I hoped that upon my daughter’s birth, I might improve and in some aspects I did. I no longer worried about my cups or cutlery contaminating me for what did it matter if I was contaminated? She was her own being now. But the problem began to manifest in different ways. Suddenly I was frightened of something unclean touching my breasts or my breast pads and contaminating my new baby. I was frightened that anything she spat on would instantly go off and poison her. I was terrified of people coughing on her/touching her hands or her face/transmitting some awful infection to her that she was too young to fight. I was forever changing cot sheets and rewashing clothes that had touched something ‘dirty’ and fretting whenever someone had the nerve to touch her hands or face. I was also worried that, one day, the health visitor would realise that, actually, I wasn’t a very good mother and would take her away from me and so I’d try to be TOP MOTHER! only to read something or hear something and then feel like TERRIBLE MOTHER! for not thinking of it myself. For example, on the day I brought my daughter home from the hospital, she had a feed and then she fell asleep against my chest. This was really lovely and cuddly and a wonderful half hour and I was pleased – here we were, skin-to-skin, bonding! Good parenting. Then I read somewhere online that babies who fall asleep on their fronts (as she was, albeit upright) had a higher chance of dying and suddenly I was petrified. What had I done? What if I’d encouraged bacteria growth in her little chest and she suddenly died on me? What sort of bloody awful parent was I? I spent the rest of that night in fits of terror, watching her breathe until my husband got up and sent me to bed under the promise that he would watch her instead.

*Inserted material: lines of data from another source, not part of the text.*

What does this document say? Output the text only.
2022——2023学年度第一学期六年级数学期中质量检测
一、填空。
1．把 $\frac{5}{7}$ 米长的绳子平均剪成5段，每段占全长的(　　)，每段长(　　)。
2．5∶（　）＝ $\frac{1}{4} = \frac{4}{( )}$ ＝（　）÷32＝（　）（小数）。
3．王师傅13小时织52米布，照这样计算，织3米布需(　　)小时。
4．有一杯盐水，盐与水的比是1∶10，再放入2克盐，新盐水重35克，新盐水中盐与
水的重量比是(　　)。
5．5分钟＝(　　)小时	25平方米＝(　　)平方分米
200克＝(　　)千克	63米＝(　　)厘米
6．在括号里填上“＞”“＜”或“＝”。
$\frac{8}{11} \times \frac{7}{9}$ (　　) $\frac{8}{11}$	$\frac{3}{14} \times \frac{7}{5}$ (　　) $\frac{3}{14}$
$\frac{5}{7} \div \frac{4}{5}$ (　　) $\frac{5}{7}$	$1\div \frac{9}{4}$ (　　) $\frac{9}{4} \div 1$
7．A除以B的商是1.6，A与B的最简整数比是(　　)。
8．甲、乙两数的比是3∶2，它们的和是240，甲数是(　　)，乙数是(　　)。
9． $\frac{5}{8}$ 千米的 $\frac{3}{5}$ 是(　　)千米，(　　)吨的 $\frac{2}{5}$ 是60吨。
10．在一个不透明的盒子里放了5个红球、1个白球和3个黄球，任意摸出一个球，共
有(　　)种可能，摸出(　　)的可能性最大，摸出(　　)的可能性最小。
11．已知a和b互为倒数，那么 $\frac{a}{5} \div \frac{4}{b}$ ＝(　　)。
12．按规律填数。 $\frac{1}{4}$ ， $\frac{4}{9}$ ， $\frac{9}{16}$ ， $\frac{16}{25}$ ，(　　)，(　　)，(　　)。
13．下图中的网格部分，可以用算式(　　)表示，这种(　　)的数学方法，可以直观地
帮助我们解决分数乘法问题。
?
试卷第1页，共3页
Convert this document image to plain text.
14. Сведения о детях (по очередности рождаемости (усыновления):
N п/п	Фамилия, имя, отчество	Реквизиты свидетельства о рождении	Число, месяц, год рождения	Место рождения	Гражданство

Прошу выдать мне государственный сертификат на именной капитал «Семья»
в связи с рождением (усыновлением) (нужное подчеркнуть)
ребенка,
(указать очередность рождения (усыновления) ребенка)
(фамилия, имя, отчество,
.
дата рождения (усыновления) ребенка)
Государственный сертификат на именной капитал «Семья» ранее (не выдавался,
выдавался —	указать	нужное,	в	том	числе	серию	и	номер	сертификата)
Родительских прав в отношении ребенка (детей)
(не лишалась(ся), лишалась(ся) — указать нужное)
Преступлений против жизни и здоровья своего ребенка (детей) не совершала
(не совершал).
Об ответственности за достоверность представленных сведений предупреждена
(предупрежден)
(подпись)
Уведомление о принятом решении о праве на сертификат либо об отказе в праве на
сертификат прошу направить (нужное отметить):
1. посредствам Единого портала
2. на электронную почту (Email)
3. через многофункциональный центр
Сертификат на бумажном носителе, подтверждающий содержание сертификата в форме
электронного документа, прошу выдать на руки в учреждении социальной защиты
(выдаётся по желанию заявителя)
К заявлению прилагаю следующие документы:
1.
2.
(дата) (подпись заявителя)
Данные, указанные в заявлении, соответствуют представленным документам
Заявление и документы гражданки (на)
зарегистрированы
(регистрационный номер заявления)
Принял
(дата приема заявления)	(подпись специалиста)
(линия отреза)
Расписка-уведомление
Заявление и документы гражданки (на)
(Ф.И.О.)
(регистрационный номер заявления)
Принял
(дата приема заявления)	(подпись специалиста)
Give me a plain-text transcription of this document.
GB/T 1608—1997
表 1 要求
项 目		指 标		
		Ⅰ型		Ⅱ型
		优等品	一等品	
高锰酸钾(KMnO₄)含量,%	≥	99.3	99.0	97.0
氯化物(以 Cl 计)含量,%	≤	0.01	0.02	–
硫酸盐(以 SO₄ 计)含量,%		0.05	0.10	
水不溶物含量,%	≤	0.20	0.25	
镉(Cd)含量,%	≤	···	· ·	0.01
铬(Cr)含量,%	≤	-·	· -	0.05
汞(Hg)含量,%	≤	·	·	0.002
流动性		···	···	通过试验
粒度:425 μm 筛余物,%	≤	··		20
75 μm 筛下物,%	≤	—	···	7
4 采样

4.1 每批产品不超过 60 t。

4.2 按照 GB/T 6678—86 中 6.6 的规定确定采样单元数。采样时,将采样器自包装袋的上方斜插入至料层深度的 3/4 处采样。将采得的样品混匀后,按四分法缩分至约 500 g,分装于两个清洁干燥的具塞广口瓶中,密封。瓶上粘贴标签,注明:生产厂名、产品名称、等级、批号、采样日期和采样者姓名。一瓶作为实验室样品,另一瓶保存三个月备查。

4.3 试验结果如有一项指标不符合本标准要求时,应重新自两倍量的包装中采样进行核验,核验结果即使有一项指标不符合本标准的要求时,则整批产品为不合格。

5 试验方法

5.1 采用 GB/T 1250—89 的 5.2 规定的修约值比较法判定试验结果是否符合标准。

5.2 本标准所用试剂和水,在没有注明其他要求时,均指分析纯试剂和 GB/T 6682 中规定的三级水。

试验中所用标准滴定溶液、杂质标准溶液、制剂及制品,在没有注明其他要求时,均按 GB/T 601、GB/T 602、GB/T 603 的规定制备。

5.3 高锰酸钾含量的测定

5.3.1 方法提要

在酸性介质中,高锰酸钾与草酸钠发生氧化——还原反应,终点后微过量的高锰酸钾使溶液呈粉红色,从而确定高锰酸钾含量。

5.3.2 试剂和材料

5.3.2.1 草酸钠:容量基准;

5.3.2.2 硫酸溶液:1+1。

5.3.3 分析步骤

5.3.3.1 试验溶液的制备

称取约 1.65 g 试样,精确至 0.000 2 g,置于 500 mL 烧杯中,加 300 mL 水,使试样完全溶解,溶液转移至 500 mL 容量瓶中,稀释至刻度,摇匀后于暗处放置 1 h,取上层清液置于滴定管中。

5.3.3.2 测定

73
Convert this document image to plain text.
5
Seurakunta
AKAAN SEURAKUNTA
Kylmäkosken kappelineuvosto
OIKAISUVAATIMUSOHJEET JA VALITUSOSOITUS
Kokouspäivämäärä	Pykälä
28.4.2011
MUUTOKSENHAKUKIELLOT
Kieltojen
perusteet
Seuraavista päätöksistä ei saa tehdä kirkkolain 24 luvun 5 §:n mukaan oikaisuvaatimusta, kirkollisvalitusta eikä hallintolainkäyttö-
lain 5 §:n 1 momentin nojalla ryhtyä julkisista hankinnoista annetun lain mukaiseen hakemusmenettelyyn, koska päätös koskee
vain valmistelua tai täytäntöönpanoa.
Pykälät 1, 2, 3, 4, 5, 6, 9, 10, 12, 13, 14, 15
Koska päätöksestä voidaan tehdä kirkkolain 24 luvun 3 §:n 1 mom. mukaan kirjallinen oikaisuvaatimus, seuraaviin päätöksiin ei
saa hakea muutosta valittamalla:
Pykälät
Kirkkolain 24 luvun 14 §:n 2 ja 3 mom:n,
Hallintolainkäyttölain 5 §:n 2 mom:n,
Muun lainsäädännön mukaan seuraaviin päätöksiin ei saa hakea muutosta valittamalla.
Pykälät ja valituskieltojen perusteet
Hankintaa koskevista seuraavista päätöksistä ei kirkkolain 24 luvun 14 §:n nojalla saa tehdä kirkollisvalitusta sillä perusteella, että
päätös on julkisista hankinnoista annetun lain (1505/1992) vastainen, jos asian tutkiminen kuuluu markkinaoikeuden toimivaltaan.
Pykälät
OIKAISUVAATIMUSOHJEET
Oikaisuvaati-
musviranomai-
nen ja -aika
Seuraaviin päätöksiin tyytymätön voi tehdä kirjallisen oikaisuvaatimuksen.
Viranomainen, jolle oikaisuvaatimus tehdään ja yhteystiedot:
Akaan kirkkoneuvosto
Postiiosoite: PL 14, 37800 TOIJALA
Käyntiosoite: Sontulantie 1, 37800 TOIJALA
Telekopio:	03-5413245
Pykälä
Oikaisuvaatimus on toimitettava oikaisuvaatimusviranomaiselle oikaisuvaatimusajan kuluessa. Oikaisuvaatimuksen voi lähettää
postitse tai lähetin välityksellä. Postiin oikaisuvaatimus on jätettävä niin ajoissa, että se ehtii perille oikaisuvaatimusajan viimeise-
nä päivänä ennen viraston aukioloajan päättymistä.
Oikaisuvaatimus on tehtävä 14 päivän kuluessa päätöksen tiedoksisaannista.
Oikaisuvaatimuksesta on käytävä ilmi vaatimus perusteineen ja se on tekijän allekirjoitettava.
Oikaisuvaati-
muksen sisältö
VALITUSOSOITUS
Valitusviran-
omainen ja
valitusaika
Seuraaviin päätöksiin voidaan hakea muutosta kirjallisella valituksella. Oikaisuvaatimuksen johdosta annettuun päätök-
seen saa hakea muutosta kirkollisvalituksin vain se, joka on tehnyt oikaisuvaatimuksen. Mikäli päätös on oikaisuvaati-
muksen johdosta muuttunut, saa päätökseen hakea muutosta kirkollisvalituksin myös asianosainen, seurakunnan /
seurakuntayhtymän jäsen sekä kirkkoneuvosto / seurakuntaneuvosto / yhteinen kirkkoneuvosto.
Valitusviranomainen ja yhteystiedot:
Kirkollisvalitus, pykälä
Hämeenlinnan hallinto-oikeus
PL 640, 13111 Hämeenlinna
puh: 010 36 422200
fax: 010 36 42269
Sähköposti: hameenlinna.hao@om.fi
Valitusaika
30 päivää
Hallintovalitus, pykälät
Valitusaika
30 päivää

I’m sad to say that the first few months of my daughter’s life were spent like this; me, in a state of near panic, convinced that she would get ill from the dog sniffing her/her touching something and then sucking her thumb/my choice of clothing for her/me using somewhere with parabens in it. The dressing issue was a real problem during the heatwave, where I’d spend nights wailing “she’s supposed to be sleeping in a room that’s 16C-20C and ours is 24C, she’s gonna diiiiie!” and to this day, I still only wear products that I’ve checked (and re-checked again) to ensure they’re paraben free.
I’d like to be able to say that this story has a happy ending. That all of my months of therapy have paid off and I am now a perfectly happy, OCD-free person. And while my CBT has greatly helped, I still find myself abiding by the rules of life that OCD has set me. My hands are still drier and more cracked than the average person’s. I still wetwipe all toys/buggy handles/high chair trays more regularly than I should and I certainly do more laundry than I need to. But when I remember the summer, those days where I couldn’t even make a sandwich, I know I have come very far indeed. There are days when I still live in fear that something will happen to her but there are other days when I’m pushed to tell whether or not my fears are OCD or just general parenting worries. But I wanted to share my experience just in case there is anybody else out there who can relate or, like me, worries that they are “going mad” when in fact they’re not. I wish I had gotten help earlier, a lot earlier, so perhaps I could have enjoyed my pregnancy and if/when I get pregnant again, I will be on the phone for CBT as soon as if I feel I’m going backwards. And I hope that, one day, perinatal/postnatal OCD will be better known and women like me will be able to get help a lot faster and won’t have to spend months of their pregnancy living with fear.